Google Doodle pays tribute to the iconic Soviet artist and director Sergei Eisenstein his 120th birthda. Sergei Eisenstein pioneered a film technique called cinematic montage.
On Sergei Eisenstein's 120th birthday, Google Doodle pays tribute to the iconic Soviet artist and director who pioneered a film technique called cinematic montage. The film strips in today's Google Doodle are "inspired by iconic imagery in some of Eisenstein's films," read a post by Google. He developed five 'methods of montage', namely, namely, metric, rhythmic, tonal, overtonal and intellectual. He also won two Stalin Prizes, first in 1941 for the film 'Alexander Nevsky' and again in 1946 for the first film of the series 'Ivan the Terrible'. He was struck by a serious heart attack on February 2, 1946, and spent much of the following year recovering. He died of another heart attack at the age of 50 in Moscow on February 11, 1948.
5 Facts About Sergei Eisenstein - Today's Google Doodle:
- Sergei Eisenstein was born on January 22, 1898 at Riga in Russian Empire. His father Mikhail Osipovich Eisenstein was an architect and his mother Julia Ivanovna Konetskaya was the daughter of a prosperous merchant.

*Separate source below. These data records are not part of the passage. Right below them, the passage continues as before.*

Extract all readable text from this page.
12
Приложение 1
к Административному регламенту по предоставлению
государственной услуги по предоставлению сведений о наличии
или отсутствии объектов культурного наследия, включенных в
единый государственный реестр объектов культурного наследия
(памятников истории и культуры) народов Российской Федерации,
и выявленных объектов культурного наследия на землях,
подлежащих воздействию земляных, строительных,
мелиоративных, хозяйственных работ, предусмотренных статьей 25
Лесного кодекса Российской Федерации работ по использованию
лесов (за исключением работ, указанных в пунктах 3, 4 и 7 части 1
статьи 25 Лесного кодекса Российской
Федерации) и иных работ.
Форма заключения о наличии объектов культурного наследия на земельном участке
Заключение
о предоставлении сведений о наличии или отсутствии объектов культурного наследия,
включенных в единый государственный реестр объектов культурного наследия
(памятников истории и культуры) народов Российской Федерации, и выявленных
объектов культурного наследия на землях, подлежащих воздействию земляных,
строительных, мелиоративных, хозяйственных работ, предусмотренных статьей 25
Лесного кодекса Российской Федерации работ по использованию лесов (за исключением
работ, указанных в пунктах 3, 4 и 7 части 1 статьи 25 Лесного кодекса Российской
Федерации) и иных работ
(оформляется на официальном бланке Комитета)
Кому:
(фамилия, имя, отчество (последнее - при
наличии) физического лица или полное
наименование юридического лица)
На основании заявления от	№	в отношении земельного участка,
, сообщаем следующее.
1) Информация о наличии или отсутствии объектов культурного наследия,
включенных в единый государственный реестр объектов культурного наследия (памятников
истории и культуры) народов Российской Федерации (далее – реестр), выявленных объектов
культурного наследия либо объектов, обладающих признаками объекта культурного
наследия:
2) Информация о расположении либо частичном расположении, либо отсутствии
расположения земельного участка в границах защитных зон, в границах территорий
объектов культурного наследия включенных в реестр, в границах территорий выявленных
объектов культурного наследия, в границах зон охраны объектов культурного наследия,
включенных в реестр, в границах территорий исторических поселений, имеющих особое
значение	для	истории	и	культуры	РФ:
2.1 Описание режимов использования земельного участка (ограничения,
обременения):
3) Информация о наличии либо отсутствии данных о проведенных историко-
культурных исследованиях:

- Sergei Eisenstein was a Soviet artist and avant-garde director of several groundbreaking films, including Battleship Potemkin, Strike, and The General Line.
- Known as the father of montage - the film technique of editing a fast-paced sequence of short shots to transcend time or suggest thematic juxtapositions - Sergei Einstein deployed arresting images in sequences of psychological precision.
- Sergei Eisenstein's films were also revolutionary as he often depicted the struggle of downtrodden workers against the ruling class.
- On personal front, Sergei Eisenstein married filmmaker and writer Pera Atasheva and remained married until his death in 1948.